Places
Mértola
Mértola, a museum-town of the Baixo Alentejo overlooking the Guadiana, in the district of Beja, with a mosque-church, castle and remarkable Islamic…
Perched on an escarpment on the right bank of the Guadiana, at the southern edge of the district of Beja, Mértola is one of the most densely layered settlements, in historical terms, in all of the Alentejo. Here, Phoenicians, Romans, Suebi, Visigoths, Muslims and Christians left successive strata that today can be read in the streets, the walls and the museums. The designation of “museum-town”, established through the work of the Mértola Archaeological Field, captures precisely this: a historic centre that functions as an open-air trail of discovery.
From Roman port to Islamic taifa
In Antiquity, Mértola was Myrtilis Iulia, a prosperous river port linking the mining hinterland of the south-western peninsula to the Mediterranean. Through the navigable Guadiana flowed grain, olive oil and, above all, the metals — copper, silver, gold and tin — extracted from the pyrite belt. Raised to municipium under Augustus, the city preserved from that period pavements, inscriptions and harbour structures that can still be identified beneath the houses today.

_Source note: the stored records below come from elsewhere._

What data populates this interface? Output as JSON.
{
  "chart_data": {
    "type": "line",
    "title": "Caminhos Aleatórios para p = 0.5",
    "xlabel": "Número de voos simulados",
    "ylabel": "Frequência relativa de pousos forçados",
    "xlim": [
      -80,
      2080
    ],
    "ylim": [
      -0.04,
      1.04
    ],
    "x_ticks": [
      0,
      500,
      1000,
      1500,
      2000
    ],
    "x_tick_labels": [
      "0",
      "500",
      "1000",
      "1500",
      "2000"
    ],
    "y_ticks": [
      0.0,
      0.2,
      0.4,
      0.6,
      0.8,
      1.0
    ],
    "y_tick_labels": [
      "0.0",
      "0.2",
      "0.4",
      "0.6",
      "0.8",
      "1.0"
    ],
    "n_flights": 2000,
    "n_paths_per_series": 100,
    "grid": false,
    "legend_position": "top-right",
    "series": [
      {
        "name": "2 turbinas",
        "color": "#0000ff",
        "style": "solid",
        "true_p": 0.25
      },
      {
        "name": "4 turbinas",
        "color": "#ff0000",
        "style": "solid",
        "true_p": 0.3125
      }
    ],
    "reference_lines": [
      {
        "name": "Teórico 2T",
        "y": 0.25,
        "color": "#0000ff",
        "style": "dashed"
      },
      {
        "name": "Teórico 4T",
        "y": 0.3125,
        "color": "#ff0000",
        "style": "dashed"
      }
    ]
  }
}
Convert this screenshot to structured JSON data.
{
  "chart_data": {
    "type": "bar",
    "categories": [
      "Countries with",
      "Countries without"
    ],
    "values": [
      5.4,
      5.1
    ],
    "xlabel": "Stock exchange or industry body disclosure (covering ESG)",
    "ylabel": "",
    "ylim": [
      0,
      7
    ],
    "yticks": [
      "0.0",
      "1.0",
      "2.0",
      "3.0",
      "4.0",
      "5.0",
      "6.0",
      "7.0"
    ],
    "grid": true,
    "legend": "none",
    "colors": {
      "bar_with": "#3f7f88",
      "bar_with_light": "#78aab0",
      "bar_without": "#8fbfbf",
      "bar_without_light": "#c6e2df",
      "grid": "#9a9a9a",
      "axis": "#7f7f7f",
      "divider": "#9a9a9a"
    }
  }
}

Conquered by the Muslims in 713, Martula became one of the most important urban centres of the Garb al-Andalus. During the period of the taifas (11th century) it even formed a small independent kingdom, and its Almohad heyday left the town’s most celebrated landmark. The Islamic archaeological wealth gathered here is among the most important in the Iberian Peninsula and can be explored in greater detail on the page devoted to archaeological Mértola, part of the broader Portuguese Moorish and Islamic heritage.
The mosque that became a church
Mértola’s most singular monument is its parish church, dedicated to Our Lady of the Annunciation. Beneath the Christian fabric survives the structure of an Almohad mosque of the 12th–13th centuries — the only medieval Islamic temple to have survived in Portugal to the present day.
After the Christian conquest of 1238, rather than demolishing the building, the town simply adapted it to Christian worship: this is why the mosque of Mértola is today a rare capsule of peninsular Islamic architecture.
Inside are preserved the mihrab, the niche that oriented prayer towards Mecca, and exterior portals with horseshoe arches, revealed during the restorations of the mid-twentieth century. The plan of halls separated by columns, typical of hypostyle mosques, remains legible despite later remodelling.
Castle, Reconquista and the contemporary town
Crowning the hill stands the castle of Mértola, rebuilt by the Order of Santiago after the settlement was definitively taken by King Sancho II in 1238. The imposing keep, some 30 metres high and with Gothic vaults inside, was completed in 1292 by order of João Fernandes, master of the Order. From the heights of the citadel one commands the whole valley of the Guadiana and its confluence with the Oeiras stream.
In the following centuries the town lost prominence, partly regained in the 19th century with the working of the São Domingos mine, within the municipality, which between around 1850 and 1965 drew population and industry before the deposit was exhausted. The heritage recognition of Mértola is today expressed in the Tentative List of Mértola for UNESCO World Heritage, a nomination that values precisely the continuous reading of nearly three millennia of occupation above the river.
Frequently asked questions
- Why is Mértola called a museum-town?
- Because its historic core is, in itself, a museum trail: Roman ruins, the mosque-church, the castle, the Early Christian basilica and the Islamic complex are linked across several visitor sites managed from the Mértola Archaeological Field.
- Does the mosque of Mértola still exist?
- Yes. The parish church of Mértola preserves the structure of the former Almohad mosque, being the only surviving medieval Islamic temple in Portugal, with a mihrab and horseshoe-arch portals.
- In which district is Mértola located?
- Mértola lies in the district of Beja, in the Baixo Alentejo, on an escarpment on the right bank of the river Guadiana.